Proposal: Source Information
PostPosted:02 Dec 2013, 00:17
We've had some discussion in one place or another about how to deal with storing source information (or maybe it would be better to call it 'provenance') for our data. I've a proposal for a general way to handle this information, which I think may be suitable. I will mix a little bit of implementation details in my description, for which I apologize in advance.
The main thing I suggest is that a new type of object (and consequently a new table in the database) called, for example, SourceInformation be created. Each other type of object for which we require source information can link to one of these. This object type will have several properties:
The 'text' field includes a textual description of the source of the information. It should describe what the attached images show and where they come from (e.g. "The credits are sourced to the endgame staff roll, of which stills are provided."), and other information to explain the source of the information. Any other relevant information can also be included here. If, for example, there's reason to doubt that a source is accurate, text can be included here explaining why there is some doubt.
The 'source tags' field links to some tag list containing relevant descriptive information. For example "Low Quality Screenshots" to indicate that we might wish to replace our source screenshots with better ones. "Release Date from Retailer" or "Uncertain Release Date" could help us find dates that might need more verification. "Source Links to Dead Website" could be useful as well. Of course, there could be many such tags we could find useful. The primary purpose of this field is to help us find entries for which the data has low-quality sources of one kind or another, by tagging them in a way that we can easily search for.
These SourceInformation objects would be linked to, as I said, from any entities in the database which would require source information. By creating dedicated objects in the database to hold this information, we won't have to duplicate all these columns on every table, since essentially the same sorts of information will need to be stored whether the sources apply to a Release Group or a Game.
Importantly, this proposal does not allow for individual properties to have individual source information separated in the database, since I am proposing a single extra column per table (though of course it would be possible to add one source column for each piece of data, I think it would be overkill). It also does not provide for a database of potential sources (i.e. there will be no object called 'the playstation store' that release dates can be sourced to).
The exact structure of the SourceInformation table that I've described above is, of course, just a preliminary example. Other fields may be needed: if Oregami stores information about magazine issues, we may well want to allow a magazine issue to be linked to as a source, for example.
The only really important thing I'm suggesting is: the descriptions of our sources should get a table in the database and be linked to when needed.
Given all these caveats, what do you think?
The main thing I suggest is that a new type of object (and consequently a new table in the database) called, for example, SourceInformation be created. Each other type of object for which we require source information can link to one of these. This object type will have several properties:
Code: Select all
The first three fields hold (lists of) links to other objects in the database. For example, if credits are sourced to screenshots, or if publisher info is sourced to a box scan, those fields will contain links to the relevant entities. The third field, in particular, will hold any uploaded source images that don't fit into the other categories, be they low-quality images not otherwise suitable for inclusion, screenshots of web pages, or whatever else.Screenshots [Links to Screenshot entities]
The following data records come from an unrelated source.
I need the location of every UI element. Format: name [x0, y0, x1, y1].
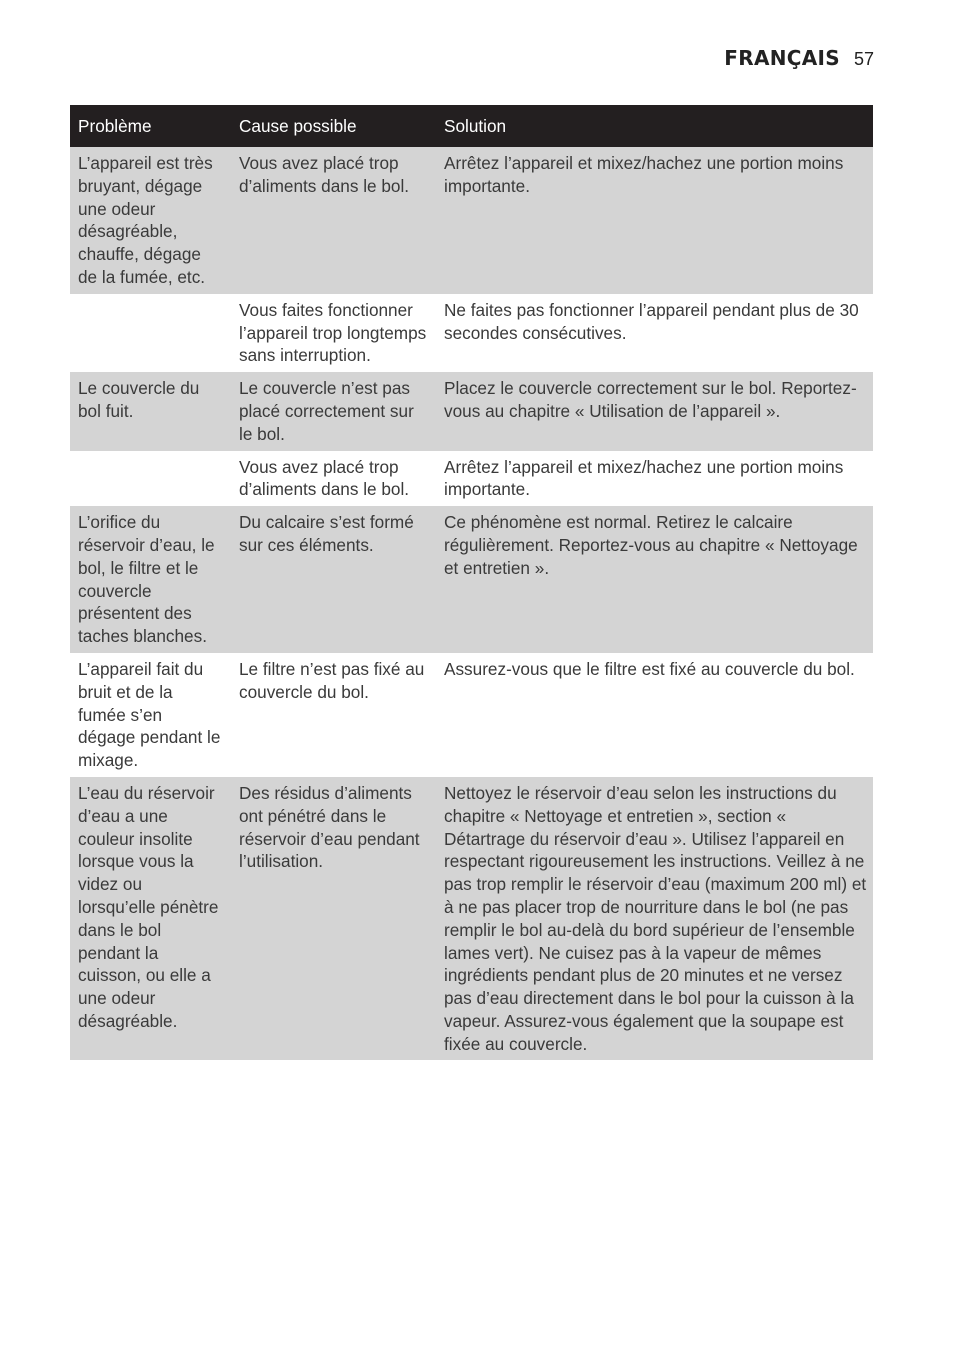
- table-row: [70, 451, 873, 507]
- problem-cell: L’eau du réservoir d’eau a une couleur insolite lorsque vous la videz ou lorsqu’elle pénètre dans le bol pendant la cuisson, ou elle a une odeur désagréable.: [70, 777, 231, 1061]
- table-row: [70, 372, 873, 450]
- column-header-cause: Cause possible: [231, 105, 436, 147]
- problem-cell: L’appareil fait du bruit et de la fumée s’en dégage pendant le mixage.: [70, 653, 231, 777]
- problem-cell: L’appareil est très bruyant, dégage une odeur désagréable, chauffe, dégage de la fumée, etc.: [70, 147, 231, 294]
- page-header: [724, 46, 874, 70]
- cause-cell: Des résidus d’aliments ont pénétré dans le réservoir d’eau pendant l’utilisation.: [231, 777, 436, 1061]
- solution-cell: Assurez-vous que le filtre est fixé au couvercle du bol.: [436, 653, 873, 777]
- language-label: FRANÇAIS: [724, 46, 840, 70]
- solution-cell: Ne faites pas fonctionner l’appareil pendant plus de 30 secondes consécutives.: [436, 294, 873, 372]
- cause-cell: Du calcaire s’est formé sur ces éléments.: [231, 506, 436, 653]
- problem-cell: [70, 294, 231, 372]
- solution-cell: Arrêtez l’appareil et mixez/hachez une portion moins importante.: [436, 451, 873, 507]
- column-header-solution: Solution: [436, 105, 873, 147]
- solution-cell: Ce phénomène est normal. Retirez le calcaire régulièrement. Reportez-vous au chapitre « Nettoyage et entretien ».: [436, 506, 873, 653]
- table-row: [70, 147, 873, 294]
- solution-cell: Placez le couvercle correctement sur le bol. Reportez-vous au chapitre « Utilisation de l’appareil ».: [436, 372, 873, 450]
- solution-cell: Arrêtez l’appareil et mixez/hachez une portion moins importante.: [436, 147, 873, 294]
- cause-cell: Vous avez placé trop d’aliments dans le bol.: [231, 147, 436, 294]
- cause-cell: Vous faites fonctionner l’appareil trop longtemps sans interruption.: [231, 294, 436, 372]
- cause-cell: Vous avez placé trop d’aliments dans le bol.: [231, 451, 436, 507]
- problem-cell: Le couvercle du bol fuit.: [70, 372, 231, 450]
- problem-cell: [70, 451, 231, 507]
- table-row: [70, 653, 873, 777]
- table-row: [70, 777, 873, 1061]
- cause-cell: Le filtre n’est pas fixé au couvercle du bol.: [231, 653, 436, 777]
- table-row: [70, 506, 873, 653]
- table-header-row: [70, 105, 873, 147]
- troubleshooting-table: [70, 105, 873, 1060]
- problem-cell: L’orifice du réservoir d’eau, le bol, le filtre et le couvercle présentent des taches blanches.: [70, 506, 231, 653]
- column-header-problem: Problème: [70, 105, 231, 147]
- table-row: [70, 294, 873, 372]
- cause-cell: Le couvercle n’est pas placé correctement sur le bol.: [231, 372, 436, 450]
- page-number: 57: [853, 49, 874, 69]
- solution-cell: Nettoyez le réservoir d’eau selon les instructions du chapitre « Nettoyage et entretien », section « Détartrage du réservoir d’eau ». Utilisez l’appareil en respectant rigoureusement les instructions. Veillez à ne pas trop remplir le réservoir d’eau (maximum 200 ml) et à ne pas placer trop de nourriture dans le bol (ne pas remplir le bol au-delà du bord supérieur de l’ensemble lames vert). Ne cuisez pas à la vapeur de mêmes ingrédients pendant plus de 20 minutes et ne versez pas d’eau directement dans le bol pour la cuisson à la vapeur. Assurez-vous également que la soupape est fixée au couvercle.: [436, 777, 873, 1061]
Box Scans [Links to box scan entities]
Uploaded Images [Links to generic image entities]
Text [Freeform description of the sources]
Source Tags [Links to tags--more info later]
The 'text' field includes a textual description of the source of the information. It should describe what the attached images show and where they come from (e.g. "The credits are sourced to the endgame staff roll, of which stills are provided."), and other information to explain the source of the information. Any other relevant information can also be included here. If, for example, there's reason to doubt that a source is accurate, text can be included here explaining why there is some doubt.
The 'source tags' field links to some tag list containing relevant descriptive information. For example "Low Quality Screenshots" to indicate that we might wish to replace our source screenshots with better ones. "Release Date from Retailer" or "Uncertain Release Date" could help us find dates that might need more verification. "Source Links to Dead Website" could be useful as well. Of course, there could be many such tags we could find useful. The primary purpose of this field is to help us find entries for which the data has low-quality sources of one kind or another, by tagging them in a way that we can easily search for.
These SourceInformation objects would be linked to, as I said, from any entities in the database which would require source information. By creating dedicated objects in the database to hold this information, we won't have to duplicate all these columns on every table, since essentially the same sorts of information will need to be stored whether the sources apply to a Release Group or a Game.
Importantly, this proposal does not allow for individual properties to have individual source information separated in the database, since I am proposing a single extra column per table (though of course it would be possible to add one source column for each piece of data, I think it would be overkill). It also does not provide for a database of potential sources (i.e. there will be no object called 'the playstation store' that release dates can be sourced to).
The exact structure of the SourceInformation table that I've described above is, of course, just a preliminary example. Other fields may be needed: if Oregami stores information about magazine issues, we may well want to allow a magazine issue to be linked to as a source, for example.
The only really important thing I'm suggesting is: the descriptions of our sources should get a table in the database and be linked to when needed.
Given all these caveats, what do you think?